Etes-vous plus religieux dans l’amphithéâtre, où vos dieux viennent danser sur du sang humain, sur les traces dégoûtantes d’horribles supplices, et fournir aux criminels le sujet des scènes qu’ils donnent au public ? Souvent même ces malheureux subissent le sort des dieux. Nous avons vu le misérable qui jouait Atys, ce Dieu de Pessinunte, mutilé sur le théâtre ; l’acteur qui représentait Hercule expirer dans les flammes. Nous avons vu, non sans hilarité, dans les jeux barbares des peuples du Midi, Mercure touchant les morts de sa baguette brûlante, et le frère de Jupiter précipiter dans le Tartare, à coups de marteau, les corps des gladiateurs. Si tout cela, et tout ce qu’on pourrait ajouter, déshonore vos dieux et. abaisse leur majesté, de pareilles licences décèlent par conséquent un souverain mépris pour leurs personnes, et dans les acteurs qui jouent, et dans les spectateurs qui applaudissent.
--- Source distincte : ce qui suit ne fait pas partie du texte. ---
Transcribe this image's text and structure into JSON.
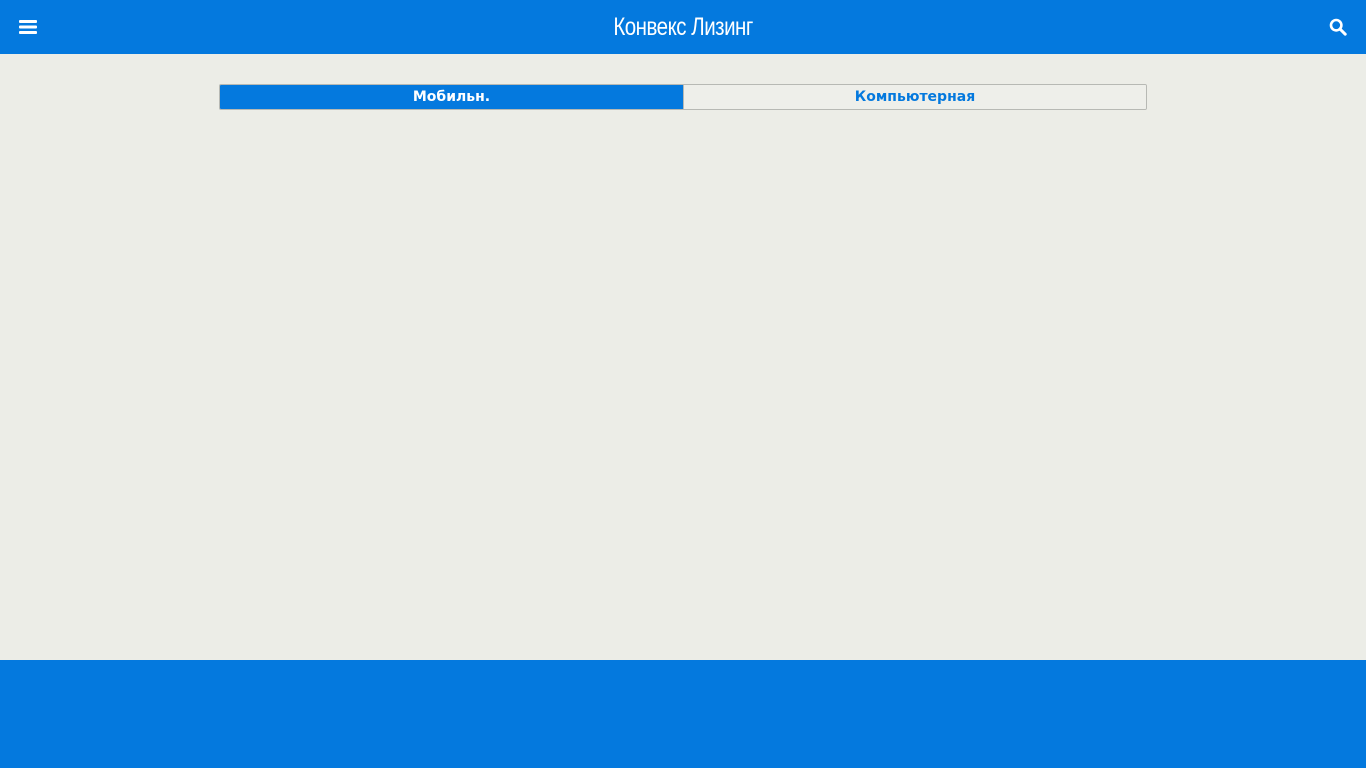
{
  "header": {
    "title": "Конвекс Лизинг",
    "menu_icon": "hamburger-menu-icon",
    "search_icon": "search-icon"
  },
  "view_toggle": {
    "options": [
      {
        "label": "Мобильн.",
        "active": true
      },
      {
        "label": "Компьютерная",
        "active": false
      }
    ]
  },
  "colors": {
    "brand_blue": "#0479de",
    "content_bg": "#ecede7",
    "white": "#ffffff"
  }
}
Mais, dites-vous, ce ne sont là que des jeux. Si j’ajoute donc, ce que la conscience publique avouera, que c’est dans vos temples, que c’est au pied des autels que se négocient les adultères et les plus infâmes commerces ; que c’est d’ordinaire chez les prêtres et les ministres des dieux, sous les bandelettes, sous la pourpre et les ornements sacrés, tandis que l’encens fume encore, que la passion s’assouvit, je ne sais si vos dieux n’auront pas plus à se plaindre de vous que des Chrétiens. Du moins, tous les sacrilèges sont parmi vous ; les Chrétiens n’entrent pas même de jour dans vos temples. Mais peut-être que s’ils adoraient de pareilles divinités, il les dépouilleraient comme vous.

Qu’adorent-ils donc, ceux qui ne les adorent pas ? Il est à présumer qu’ils sont des adorateurs du vrai Dieu, puisqu’ils n’adorent pas des dieux mensongers ; qu’ils ne donnent plus dans l’erreur, puisqu’après l’avoir reconnue ils l’ont abjurée. Admettez d’abord ce point : je vous expliquerai bientôt l’ensemble de nos mystères ; mais il faut auparavant effacer les fausses impressions que vous en avez prises.